Blog 5/05/23

Weekly Spotlight 5/5/23 – 5/11/23

ATF Director Taken to Task by Congress for Federal Overreach

In recent weeks, we’ve written extensively about the Bureau of Alcohol, Tobacco, Firearms, and Explosives (ATF)’s overreach and unconstitutional pistol brace rule set to take effect at the end of this month.  Leaders on Capitol Hill have also been paying close attention, which is why the House Judiciary Committee recently called ATF Director Steve Dettelbach to testify at an oversight hearing. 

The hearing, led by House Judiciary Chairman Jim Jordan, covered a litany of issues that the ATF has engaged on since President Biden appointed Director Dettelbach, with the ATF’s pistol brace rule taking center stage.  Here’s how the issue and hearing can be summed up.  The ATF is implementing a rule that could effectively turn millions of law-abiding American gun owners into criminals overnight, and Director Dettelbach did not seem concerned with that prospect. 

The rule, “Factoring Criteria for Firearms with Attached ‘Stabilizing Braces,” reclassifies pistols with attached stabilizing braces as short-barreled rifles, impacting millions of firearms and gun owners – many of whom are disabled veterans and seniors who use the brace to shoot safely.  These law-abiding citizens will be given three options: 1) place their firearm on a federal registry, 2) surrender or destroy the brace, or 3) face criminal penalties – including prison time. 
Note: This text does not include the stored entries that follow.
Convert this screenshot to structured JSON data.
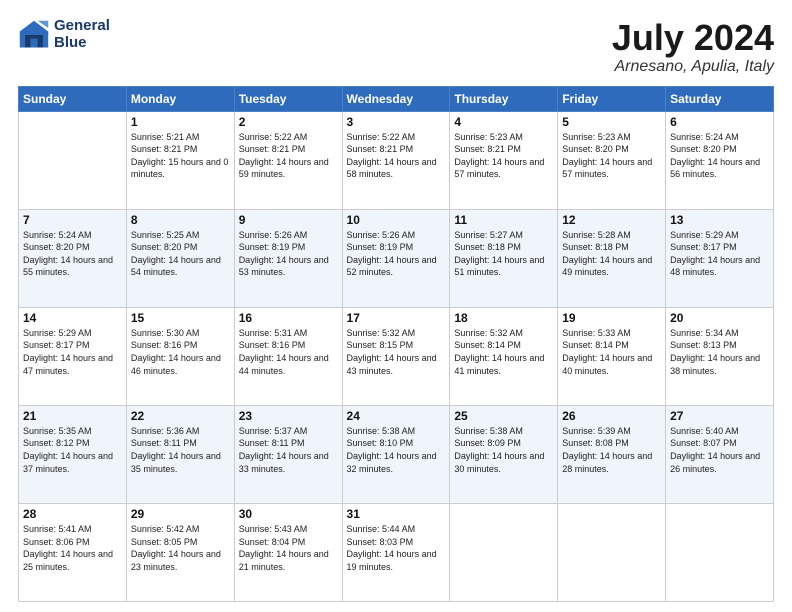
{
  "header": {
    "logo_line1": "General",
    "logo_line2": "Blue",
    "month": "July 2024",
    "location": "Arnesano, Apulia, Italy"
  },
  "weekdays": [
    "Sunday",
    "Monday",
    "Tuesday",
    "Wednesday",
    "Thursday",
    "Friday",
    "Saturday"
  ],
  "weeks": [
    [
      {
        "day": "",
        "sunrise": "",
        "sunset": "",
        "daylight": ""
      },
      {
        "day": "1",
        "sunrise": "Sunrise: 5:21 AM",
        "sunset": "Sunset: 8:21 PM",
        "daylight": "Daylight: 15 hours and 0 minutes."
      },
      {
        "day": "2",
        "sunrise": "Sunrise: 5:22 AM",
        "sunset": "Sunset: 8:21 PM",
        "daylight": "Daylight: 14 hours and 59 minutes."
      },
      {
        "day": "3",
        "sunrise": "Sunrise: 5:22 AM",
        "sunset": "Sunset: 8:21 PM",
        "daylight": "Daylight: 14 hours and 58 minutes."
      },
      {
        "day": "4",
        "sunrise": "Sunrise: 5:23 AM",
        "sunset": "Sunset: 8:21 PM",
        "daylight": "Daylight: 14 hours and 57 minutes."
      },
      {
        "day": "5",
        "sunrise": "Sunrise: 5:23 AM",
        "sunset": "Sunset: 8:20 PM",
        "daylight": "Daylight: 14 hours and 57 minutes."
      },
      {
        "day": "6",
        "sunrise": "Sunrise: 5:24 AM",
        "sunset": "Sunset: 8:20 PM",
        "daylight": "Daylight: 14 hours and 56 minutes."
      }
    ],
    [
      {
        "day": "7",
        "sunrise": "Sunrise: 5:24 AM",
        "sunset": "Sunset: 8:20 PM",
        "daylight": "Daylight: 14 hours and 55 minutes."
      },
      {
        "day": "8",
        "sunrise": "Sunrise: 5:25 AM",
        "sunset": "Sunset: 8:20 PM",
        "daylight": "Daylight: 14 hours and 54 minutes."
      },
      {
        "day": "9",
        "sunrise": "Sunrise: 5:26 AM",
        "sunset": "Sunset: 8:19 PM",
        "daylight": "Daylight: 14 hours and 53 minutes."
      },
      {
        "day": "10",
        "sunrise": "Sunrise: 5:26 AM",
        "sunset": "Sunset: 8:19 PM",
        "daylight": "Daylight: 14 hours and 52 minutes."
      },
      {
        "day": "11",
        "sunrise": "Sunrise: 5:27 AM",
        "sunset": "Sunset: 8:18 PM",
        "daylight": "Daylight: 14 hours and 51 minutes."
      },
      {
        "day": "12",
        "sunrise": "Sunrise: 5:28 AM",
        "sunset": "Sunset: 8:18 PM",
        "daylight": "Daylight: 14 hours and 49 minutes."
      },
      {
        "day": "13",
        "sunrise": "Sunrise: 5:29 AM",
        "sunset": "Sunset: 8:17 PM",
        "daylight": "Daylight: 14 hours and 48 minutes."
      }
    ],
    [
      {
        "day": "14",
        "sunrise": "Sunrise: 5:29 AM",
        "sunset": "Sunset: 8:17 PM",
        "daylight": "Daylight: 14 hours and 47 minutes."
      },
      {
        "day": "15",
        "sunrise": "Sunrise: 5:30 AM",
        "sunset": "Sunset: 8:16 PM",
        "daylight": "Daylight: 14 hours and 46 minutes."
      },
      {
        "day": "16",
        "sunrise": "Sunrise: 5:31 AM",
        "sunset": "Sunset: 8:16 PM",
        "daylight": "Daylight: 14 hours and 44 minutes."
      },
      {
        "day": "17",
        "sunrise": "Sunrise: 5:32 AM",
        "sunset": "Sunset: 8:15 PM",
        "daylight": "Daylight: 14 hours and 43 minutes."
      },
      {
        "day": "18",
        "sunrise": "Sunrise: 5:32 AM",
        "sunset": "Sunset: 8:14 PM",
        "daylight": "Daylight: 14 hours and 41 minutes."
      },
      {
        "day": "19",
        "sunrise": "Sunrise: 5:33 AM",
        "sunset": "Sunset: 8:14 PM",
        "daylight": "Daylight: 14 hours and 40 minutes."
      },
      {
        "day": "20",
        "sunrise": "Sunrise: 5:34 AM",
        "sunset": "Sunset: 8:13 PM",
        "daylight": "Daylight: 14 hours and 38 minutes."
      }
    ],
    [
      {
        "day": "21",
        "sunrise": "Sunrise: 5:35 AM",
        "sunset": "Sunset: 8:12 PM",
        "daylight": "Daylight: 14 hours and 37 minutes."
      },
      {
        "day": "22",
        "sunrise": "Sunrise: 5:36 AM",
        "sunset": "Sunset: 8:11 PM",
        "daylight": "Daylight: 14 hours and 35 minutes."
      },
      {
        "day": "23",
        "sunrise": "Sunrise: 5:37 AM",
        "sunset": "Sunset: 8:11 PM",
        "daylight": "Daylight: 14 hours and 33 minutes."
      },
      {
        "day": "24",
        "sunrise": "Sunrise: 5:38 AM",
        "sunset": "Sunset: 8:10 PM",
        "daylight": "Daylight: 14 hours and 32 minutes."
      },
      {
        "day": "25",
        "sunrise": "Sunrise: 5:38 AM",
        "sunset": "Sunset: 8:09 PM",
        "daylight": "Daylight: 14 hours and 30 minutes."
      },
      {
        "day": "26",
        "sunrise": "Sunrise: 5:39 AM",
        "sunset": "Sunset: 8:08 PM",
        "daylight": "Daylight: 14 hours and 28 minutes."
      },
      {
        "day": "27",
        "sunrise": "Sunrise: 5:40 AM",
        "sunset": "Sunset: 8:07 PM",
        "daylight": "Daylight: 14 hours and 26 minutes."
      }
    ],
    [
      {
        "day": "28",
        "sunrise": "Sunrise: 5:41 AM",
        "sunset": "Sunset: 8:06 PM",
        "daylight": "Daylight: 14 hours and 25 minutes."
      },
      {
        "day": "29",
        "sunrise": "Sunrise: 5:42 AM",
        "sunset": "Sunset: 8:05 PM",
        "daylight": "Daylight: 14 hours and 23 minutes."
      },
      {
        "day": "30",
        "sunrise": "Sunrise: 5:43 AM",
        "sunset": "Sunset: 8:04 PM",
        "daylight": "Daylight: 14 hours and 21 minutes."
      },
      {
        "day": "31",
        "sunrise": "Sunrise: 5:44 AM",
        "sunset": "Sunset: 8:03 PM",
        "daylight": "Daylight: 14 hours and 19 minutes."
      },
      {
        "day": "",
        "sunrise": "",
        "sunset": "",
        "daylight": ""
      },
      {
        "day": "",
        "sunrise": "",
        "sunset": "",
        "daylight": ""
      },
      {
        "day": "",
        "sunrise": "",
        "sunset": "",
        "daylight": ""
      }
    ]
  ]
}
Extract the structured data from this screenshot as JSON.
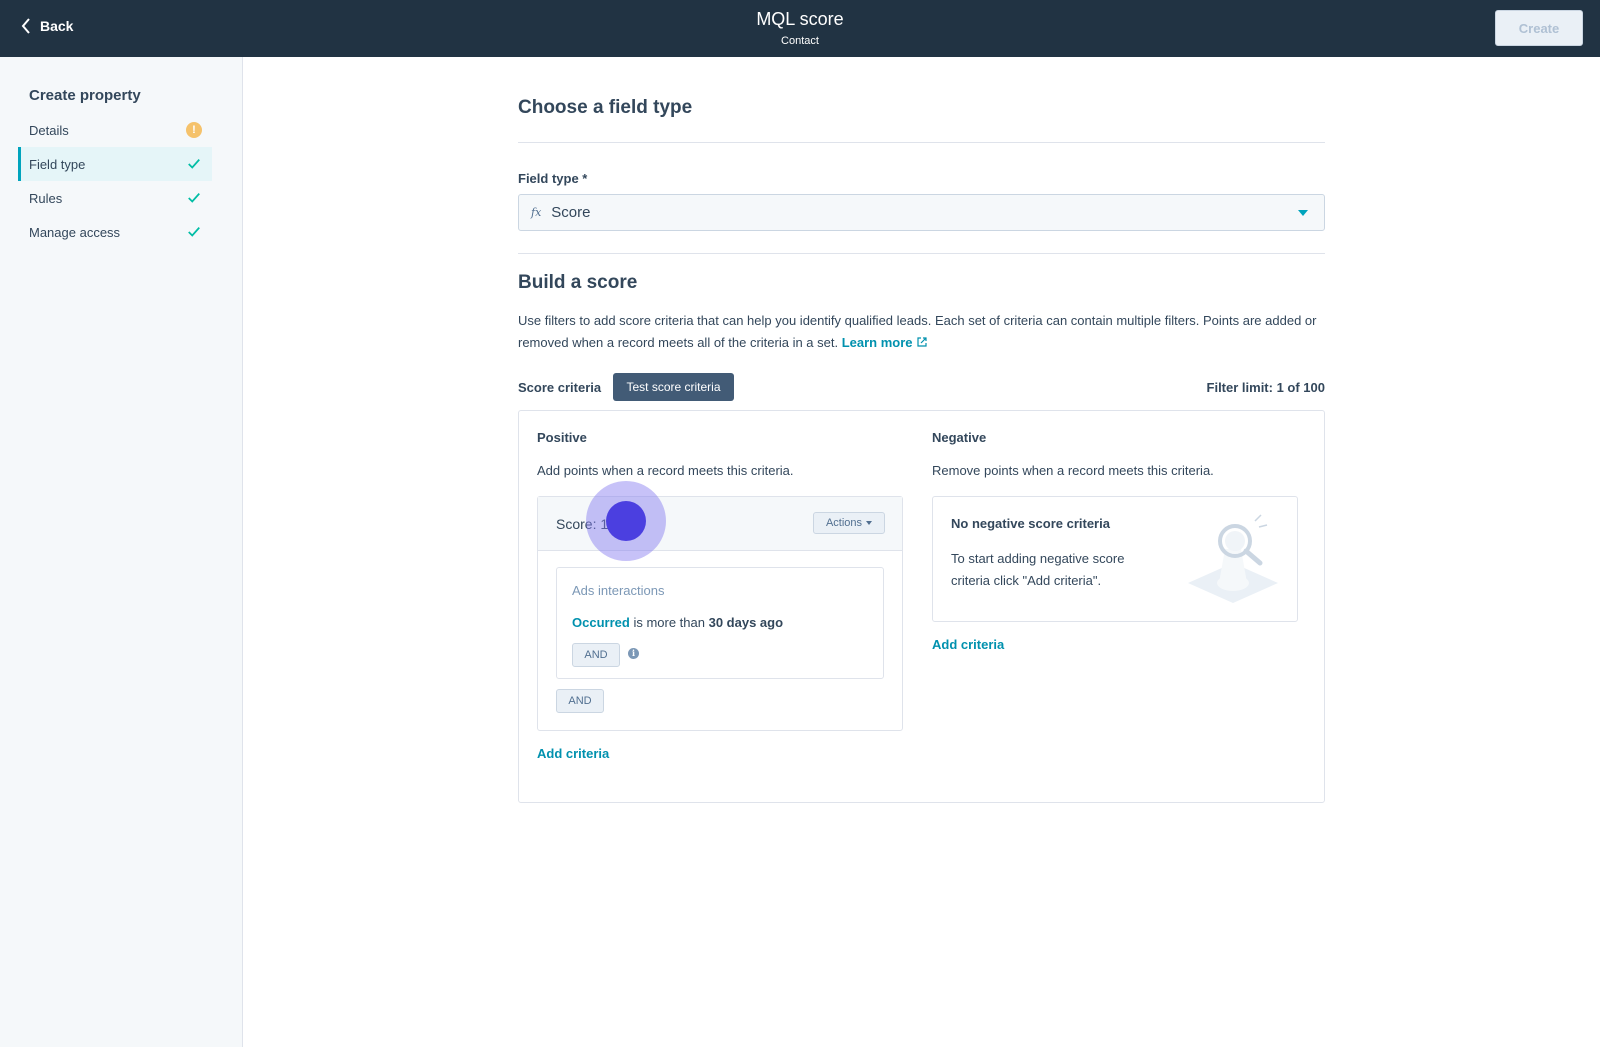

At the Judiciary hearing, Director Dettelbach failed to articulate a good reason for why the rule will make American communities safer or reduce crime. He was unable to provide a reasonable explanation for why this rule is an apparent flip-flop from years of ATF guidance on pistol braces.  Rep. Mike Johnson asked, “Does it concern you that for years, law-abiding Americans relied on the ATF’s guidance in purchasing stabilizing braces, and now due to a regulation – not a law passed by Congress, but a regulation – millions of them are suddenly going to become felons?”  Dettelbach, unsurprisingly, did not provide any meaningful response.  

On top of that, Rep. Thomas Massie called out the extreme penalties that could be levied on law-abiding Americans if they do not comply with the ATF’s unconstitutional rule. Watch that exchange below:

Americans should be gravely concerned with this kind of abuse of power – an unelected bureaucrat is subverting Congress to impose an unconstitutional regulation impacting millions of responsible gun owners.  The ATF should reverse course and refuse to implement this new pistol brace rule.  Otherwise, Congress should pass the Congressional Review Act introduced by Reps. Richard Hudson and Andrew Clyde to repeal the rule and protect law abiding gun owners. 

Send a letter TODAY urging your representative to vote to REPEAL the ATF’s unconstitutional rule!


As late as 2013, 45 out of 50 states required their citizens to obtain a government permit in order to carry a concealed handgun.  Today, 26 states have removed that requirement, making the United States a majority-constitutional carry nation.  This trend is building momentum because more and more citizens want to become their own first line of defense, and state governments have responded in kind. South Carolina now has the opportunity to do the same.  S.109 and H.3594 would make South Carolina the 27th state to pass a constitutional or permitless carry law.  As we’ve seen in other states that have gone through a similar debate, there has been some alarm-ringing out there about what this legislation does and doesn’t do, so let’s set the record straight.

A recent federal ruling by the U.S. District Court for the Southern District of Illinois on a gun law had a massive impact on local gun sales, shop owners reported on Saturday.  Judge Stephen Patrick McGlynn issued a temporary injunction on Friday against the enforcement of a gun law that would ban some semiautomatic weapons, penalize individuals who carry or possess certain “assault weapons” and require citizens to register with the Illinois State Police should they possess a weapon.  McGlynn ruled that the law, which was signed in January, “did not just regulate the rights of the people to defend themselves; it restricted that right, and in some cases, completely obliterated that right by criminalizing the purchase and the sale of more than 190 ‘arms.'”

Indiana state lawmakers have sent the state’s Republican governor a bill that would create a state-funded handgun training program available for teachers, something critics have said could wrongly increase the number of guns in schools.  The state Senate gave the bill its final approval Wednesday evening after the House concurred with changes to the legislation earlier that day.  The bill, which passed the Senate 41-8 without debate and now goes to the desk of Indiana Gov. Eric Holcomb, is the cumulation of efforts by state lawmakers to offer additional training that have failed in recent years.  That legislation was previously halted by opposition from both gun-rights advocates, who said training mandates would overstep local control, and gun-control proponents, who argued against steps they see as arming teachers.

The Alaska House of Representatives passed House Joint Resolution 3, urging Congress to pass the Concealed Carry Reciprocity Act or a similar bill. The resolution requests that Congress pass legislation allowing individuals with valid concealed carry permits from one state to lawfully carry a concealed firearm in another state to the same degree that an individual with a valid permit from that state can do so.